[excerpted; full text at the link above]
... 44 percent of Americans are confident that Jesus will return to Earth sometime in the next 50 years... nearly half the American population is eagerly anticipating the end of the world.... this faith-based nihilism provides its adherents with absolutely no incentive to build a sustainable civilization—economically, environmentally or geopolitically....
Much of what people believe in the name of religion is intrinsically divisive, unreasonable and incompatible with genuine morality...

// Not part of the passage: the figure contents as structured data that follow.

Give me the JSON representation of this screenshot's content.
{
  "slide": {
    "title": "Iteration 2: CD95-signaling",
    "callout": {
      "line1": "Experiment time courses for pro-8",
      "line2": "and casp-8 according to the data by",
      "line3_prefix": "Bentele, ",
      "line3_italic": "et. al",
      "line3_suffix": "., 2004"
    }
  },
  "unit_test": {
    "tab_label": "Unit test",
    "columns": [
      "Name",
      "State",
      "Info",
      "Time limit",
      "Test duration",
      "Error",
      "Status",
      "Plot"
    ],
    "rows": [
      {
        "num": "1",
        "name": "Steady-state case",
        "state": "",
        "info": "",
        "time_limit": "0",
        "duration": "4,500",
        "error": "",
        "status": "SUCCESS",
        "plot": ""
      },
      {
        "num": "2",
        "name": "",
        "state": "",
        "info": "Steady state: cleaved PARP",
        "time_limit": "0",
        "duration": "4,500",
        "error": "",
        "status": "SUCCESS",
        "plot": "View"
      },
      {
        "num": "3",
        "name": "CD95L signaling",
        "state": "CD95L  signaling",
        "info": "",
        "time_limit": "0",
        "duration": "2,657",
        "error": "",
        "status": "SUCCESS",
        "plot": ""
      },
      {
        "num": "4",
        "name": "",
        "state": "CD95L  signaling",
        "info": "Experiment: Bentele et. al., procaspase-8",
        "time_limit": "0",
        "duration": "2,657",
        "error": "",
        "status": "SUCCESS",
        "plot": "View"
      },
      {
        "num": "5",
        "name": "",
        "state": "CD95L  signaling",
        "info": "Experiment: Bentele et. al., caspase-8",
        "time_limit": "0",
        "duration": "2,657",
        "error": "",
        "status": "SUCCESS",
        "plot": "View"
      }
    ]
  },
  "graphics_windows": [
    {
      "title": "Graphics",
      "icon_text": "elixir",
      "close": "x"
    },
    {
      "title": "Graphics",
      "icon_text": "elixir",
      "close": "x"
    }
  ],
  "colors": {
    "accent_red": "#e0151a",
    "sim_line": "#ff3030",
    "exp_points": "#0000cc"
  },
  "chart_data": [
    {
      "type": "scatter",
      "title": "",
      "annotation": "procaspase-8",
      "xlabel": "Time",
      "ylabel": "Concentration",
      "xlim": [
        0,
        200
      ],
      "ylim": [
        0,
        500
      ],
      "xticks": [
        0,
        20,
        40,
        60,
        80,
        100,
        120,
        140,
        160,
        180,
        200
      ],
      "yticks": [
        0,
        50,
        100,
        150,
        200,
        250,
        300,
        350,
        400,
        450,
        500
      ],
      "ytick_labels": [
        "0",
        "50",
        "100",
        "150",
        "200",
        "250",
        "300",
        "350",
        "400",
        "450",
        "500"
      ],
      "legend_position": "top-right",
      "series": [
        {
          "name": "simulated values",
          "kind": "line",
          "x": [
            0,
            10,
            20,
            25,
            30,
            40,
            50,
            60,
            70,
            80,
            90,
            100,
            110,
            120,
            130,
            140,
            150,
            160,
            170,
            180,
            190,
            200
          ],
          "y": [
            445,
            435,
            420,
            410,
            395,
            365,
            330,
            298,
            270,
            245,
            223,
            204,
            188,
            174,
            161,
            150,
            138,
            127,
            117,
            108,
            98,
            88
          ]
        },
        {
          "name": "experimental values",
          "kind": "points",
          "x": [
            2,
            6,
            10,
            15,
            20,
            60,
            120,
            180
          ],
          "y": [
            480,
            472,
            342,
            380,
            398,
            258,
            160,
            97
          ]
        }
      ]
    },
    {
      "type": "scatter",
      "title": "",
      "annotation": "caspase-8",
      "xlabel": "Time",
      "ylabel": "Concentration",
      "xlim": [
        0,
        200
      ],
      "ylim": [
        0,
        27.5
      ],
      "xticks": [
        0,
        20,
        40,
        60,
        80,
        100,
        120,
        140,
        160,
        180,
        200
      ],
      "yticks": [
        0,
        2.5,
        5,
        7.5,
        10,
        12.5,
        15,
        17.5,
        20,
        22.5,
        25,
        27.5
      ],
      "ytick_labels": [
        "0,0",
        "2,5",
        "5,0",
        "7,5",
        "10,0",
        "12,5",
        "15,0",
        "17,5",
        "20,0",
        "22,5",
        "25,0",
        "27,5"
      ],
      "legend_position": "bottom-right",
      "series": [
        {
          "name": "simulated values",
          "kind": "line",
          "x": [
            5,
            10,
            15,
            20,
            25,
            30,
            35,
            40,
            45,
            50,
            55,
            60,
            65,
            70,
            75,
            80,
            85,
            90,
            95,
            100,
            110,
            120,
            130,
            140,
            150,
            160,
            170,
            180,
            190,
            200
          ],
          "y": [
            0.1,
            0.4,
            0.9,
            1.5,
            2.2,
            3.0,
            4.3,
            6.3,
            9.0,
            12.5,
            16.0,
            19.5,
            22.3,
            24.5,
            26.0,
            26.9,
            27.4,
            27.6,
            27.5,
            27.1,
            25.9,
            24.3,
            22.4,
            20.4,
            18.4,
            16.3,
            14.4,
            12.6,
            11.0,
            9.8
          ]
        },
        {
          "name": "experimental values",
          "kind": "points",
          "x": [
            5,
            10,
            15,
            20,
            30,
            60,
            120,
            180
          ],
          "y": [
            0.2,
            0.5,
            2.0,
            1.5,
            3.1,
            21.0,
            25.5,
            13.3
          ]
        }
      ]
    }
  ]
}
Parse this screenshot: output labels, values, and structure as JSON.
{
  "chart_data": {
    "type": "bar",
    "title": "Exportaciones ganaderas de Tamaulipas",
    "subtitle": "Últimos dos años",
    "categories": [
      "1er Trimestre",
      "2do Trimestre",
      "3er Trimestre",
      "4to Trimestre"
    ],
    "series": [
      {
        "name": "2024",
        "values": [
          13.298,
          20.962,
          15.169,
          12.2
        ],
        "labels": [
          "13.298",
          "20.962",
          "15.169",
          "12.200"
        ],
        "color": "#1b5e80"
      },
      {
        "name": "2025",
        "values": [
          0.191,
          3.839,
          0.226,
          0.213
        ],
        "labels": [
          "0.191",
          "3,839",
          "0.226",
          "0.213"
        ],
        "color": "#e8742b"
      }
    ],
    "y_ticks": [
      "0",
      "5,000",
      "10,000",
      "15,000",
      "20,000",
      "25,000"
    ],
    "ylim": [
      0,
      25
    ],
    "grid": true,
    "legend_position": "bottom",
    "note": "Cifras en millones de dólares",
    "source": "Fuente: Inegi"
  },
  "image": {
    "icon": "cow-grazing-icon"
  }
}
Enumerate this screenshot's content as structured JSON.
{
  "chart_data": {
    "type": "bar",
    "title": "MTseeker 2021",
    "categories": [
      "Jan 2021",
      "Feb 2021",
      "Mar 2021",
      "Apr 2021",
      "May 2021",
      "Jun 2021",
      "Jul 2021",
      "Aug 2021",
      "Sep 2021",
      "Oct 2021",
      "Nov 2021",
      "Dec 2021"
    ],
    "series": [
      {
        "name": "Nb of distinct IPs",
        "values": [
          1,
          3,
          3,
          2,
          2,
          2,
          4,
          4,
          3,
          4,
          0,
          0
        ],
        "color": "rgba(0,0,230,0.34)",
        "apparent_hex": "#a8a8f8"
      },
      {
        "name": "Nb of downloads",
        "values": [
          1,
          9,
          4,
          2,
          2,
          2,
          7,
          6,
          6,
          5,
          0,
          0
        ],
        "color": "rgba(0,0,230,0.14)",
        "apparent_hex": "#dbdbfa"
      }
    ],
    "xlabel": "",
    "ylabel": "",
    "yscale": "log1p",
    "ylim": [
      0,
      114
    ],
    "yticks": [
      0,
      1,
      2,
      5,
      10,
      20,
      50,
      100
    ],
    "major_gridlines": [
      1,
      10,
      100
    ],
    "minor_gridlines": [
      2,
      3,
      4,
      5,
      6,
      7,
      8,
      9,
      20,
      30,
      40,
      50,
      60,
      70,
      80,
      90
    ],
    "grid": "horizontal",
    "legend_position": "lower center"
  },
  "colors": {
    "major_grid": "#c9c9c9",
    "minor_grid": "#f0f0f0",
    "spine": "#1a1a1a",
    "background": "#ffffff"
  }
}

Religious people will devote immense energy to so-called moral problems—such as gay marriage—where no real suffering is at issue, and they will happily contribute to the surplus of human misery if it serves their religious beliefs.... [stopping stem cell research]
We have elected a president who seems to imagine that whenever he closes his eyes in the Oval Office—wondering whether to go to war or not to go to war, for instance—his intuitions have been vetted by the Creator of the universe. Speaking to a small group of supporters in 1999, Bush reportedly said, "I believe God wants me to be president." Believing that God has delivered you unto the presidency really seems to entail the belief that you cannot make any catastrophic mistakes while in office. One question we might want to collectively ponder in the future: do we really want to hand the tiller of civilization to a person who thinks this way?... [Sadly, yes, "we" apparently do! Grrrr. -- RH]
We are living in a world in which millions of Muslims believe that there is nothing better than to be killed in defense of Islam. We are living in a world in which millions of Christians hope to soon be raptured into the stratosphere by Jesus so that they can safely enjoy a sacred genocide that will inaugurate the end of human history.
In a world brimming with increasingly destructive technology, our infatuation with religious myths now poses a tremendous danger. And it is not a danger for which more religious faith is a remedy.